Dropping Cannabis Possession Charges

Saskatoon’s police chief says police forces across the country are charging fewer people for cannabis related offences.

Never-mind the fact that last year Saskatoon police raided a local compassion club.

Or the fact that just a few months ago the Toronto police raided a bunch of dispensaries, or that Vancouver is forcing the shutdown of the shops they didn’t approve of.

Saskatoon police chief Clive Weighill meant “minor possession” has decreased.

But, of course, these facts don’t add up either.

Although there’s been a decline in possession charges over the last few years, that was after a spike in 2013.

This year possession charges have remained the same as last year. For Clive’s statement to be true, the Saskatoon police would have to stop charing people today.

So far, over 190 people have been charged in 2016, in Saskatoon alone.

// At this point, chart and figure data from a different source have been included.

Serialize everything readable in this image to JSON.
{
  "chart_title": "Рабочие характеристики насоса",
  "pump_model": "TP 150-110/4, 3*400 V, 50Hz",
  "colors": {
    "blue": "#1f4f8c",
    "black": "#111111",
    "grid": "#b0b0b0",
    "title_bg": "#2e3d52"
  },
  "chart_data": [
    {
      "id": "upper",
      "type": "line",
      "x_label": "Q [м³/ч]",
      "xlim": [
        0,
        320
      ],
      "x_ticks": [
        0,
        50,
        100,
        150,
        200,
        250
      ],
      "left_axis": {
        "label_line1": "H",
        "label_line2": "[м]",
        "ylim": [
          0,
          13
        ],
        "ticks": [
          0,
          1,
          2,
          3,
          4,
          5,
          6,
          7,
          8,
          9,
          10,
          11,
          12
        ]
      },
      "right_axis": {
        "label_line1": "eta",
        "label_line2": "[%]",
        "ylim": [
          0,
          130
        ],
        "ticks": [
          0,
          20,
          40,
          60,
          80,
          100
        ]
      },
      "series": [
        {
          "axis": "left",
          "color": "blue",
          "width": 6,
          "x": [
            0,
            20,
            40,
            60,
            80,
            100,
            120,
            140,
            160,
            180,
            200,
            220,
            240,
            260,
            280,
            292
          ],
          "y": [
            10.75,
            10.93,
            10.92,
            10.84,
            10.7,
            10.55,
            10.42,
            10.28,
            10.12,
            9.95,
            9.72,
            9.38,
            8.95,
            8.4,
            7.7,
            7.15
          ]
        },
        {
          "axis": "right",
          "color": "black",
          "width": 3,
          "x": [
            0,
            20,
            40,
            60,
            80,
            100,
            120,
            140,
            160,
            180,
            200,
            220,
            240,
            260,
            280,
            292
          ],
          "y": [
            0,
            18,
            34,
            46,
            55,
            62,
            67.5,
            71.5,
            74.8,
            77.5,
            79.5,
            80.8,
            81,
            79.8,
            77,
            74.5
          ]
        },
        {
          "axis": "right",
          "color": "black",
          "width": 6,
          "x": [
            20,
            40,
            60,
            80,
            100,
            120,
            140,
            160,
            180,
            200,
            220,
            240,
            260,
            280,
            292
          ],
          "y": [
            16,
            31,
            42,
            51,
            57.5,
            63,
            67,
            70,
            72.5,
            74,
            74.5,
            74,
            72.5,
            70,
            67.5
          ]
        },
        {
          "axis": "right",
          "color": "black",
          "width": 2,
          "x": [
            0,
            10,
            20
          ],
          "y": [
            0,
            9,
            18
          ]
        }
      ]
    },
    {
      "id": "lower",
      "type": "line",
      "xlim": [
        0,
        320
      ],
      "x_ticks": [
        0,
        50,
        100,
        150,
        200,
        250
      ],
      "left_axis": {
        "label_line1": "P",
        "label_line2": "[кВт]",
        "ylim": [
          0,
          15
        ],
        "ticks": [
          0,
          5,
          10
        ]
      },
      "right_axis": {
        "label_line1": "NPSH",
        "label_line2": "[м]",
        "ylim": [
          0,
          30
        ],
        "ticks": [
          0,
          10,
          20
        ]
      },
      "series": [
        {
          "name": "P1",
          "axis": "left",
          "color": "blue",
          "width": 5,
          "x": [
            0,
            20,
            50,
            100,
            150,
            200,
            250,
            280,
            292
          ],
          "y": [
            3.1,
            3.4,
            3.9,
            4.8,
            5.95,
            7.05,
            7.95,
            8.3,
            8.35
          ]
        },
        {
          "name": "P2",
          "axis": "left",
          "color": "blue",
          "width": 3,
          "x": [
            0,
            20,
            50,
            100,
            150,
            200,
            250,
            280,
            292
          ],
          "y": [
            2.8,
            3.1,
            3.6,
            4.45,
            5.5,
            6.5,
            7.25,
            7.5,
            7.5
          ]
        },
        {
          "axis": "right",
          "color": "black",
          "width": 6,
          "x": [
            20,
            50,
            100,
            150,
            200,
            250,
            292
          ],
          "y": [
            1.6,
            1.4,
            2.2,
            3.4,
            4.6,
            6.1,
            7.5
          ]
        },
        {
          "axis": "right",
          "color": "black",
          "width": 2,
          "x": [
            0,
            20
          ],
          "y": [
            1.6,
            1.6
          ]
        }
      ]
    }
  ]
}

Local cannabis activist Jeff Lundstrom isn’t buying into self-promotion. “I think they are just saying so to sway public opinion,” Lundstrom told the media, “[Weighill] is blowing as much smoke as I do every day when I get high.”

“The police aren’t anti-marijuana,” Weighill said, earlier this year. “But we are in a situation right now that is a very grey zone.”

But it’s not a grey zone. Liberal MP and former Toronto police chief has been clear that the laws remain on the books.

Weighill said the grey market in Vancouver and other BC communities was an “anomaly.”

Yet, BC’s haphazard enforcement is nothing more than police taking priority over more serious crimes.

Cannabis is illegal here as well, but since growing, selling and consuming cannabis is a nonviolent, victimless crime, and since places like Vancouver have bigger problems to deal with, the police have taken a common sense approach.

The only “anomaly” is the municipal government invoking ultra vires by regulating dispensaries and compassion clubs.

Everything else is part of the growing recognition that where there’s no victim, there’s no crime.

Where there’s peaceful consensual relations on private property, the state has little reason to intervene.

As well, the police are an inefficient tax-funded monopoly of security services, and so are always “strapped” for cash and running over budget.

Unlike in the private sector, where cutting costs are rewarded by profit, state bureaus don’t depend on this market signal and thus are incapable of allocating their resources effectively.

Thus, cannabis enforcement takes low priority over meth and a homelessness problem.

And, as Weighill alluded to, the Liberals plan to introduce legislation next spring so what’s the point of overbearing enforcement?

Or any at all?

The Liberals rejected decriminalization based on a contradiction. If prohibition isn’t keeping kids safe, and therefore we must legalize, then what reason is behind prolonging prohibition? If it’s harming the children then we should legalize as soon as possible.

Unless, of course, certain forms of legalization are worse than absolute prohibition and will negatively impact “the children.”

But on what basis is this argument made?

What’s stopping every police department in the country from dropping the priority status of cannabis?

What’s preventing the Liberals from allowing the provinces to determine their own legal regime?

Oh right, money, power, and a blind obedience to “the law.”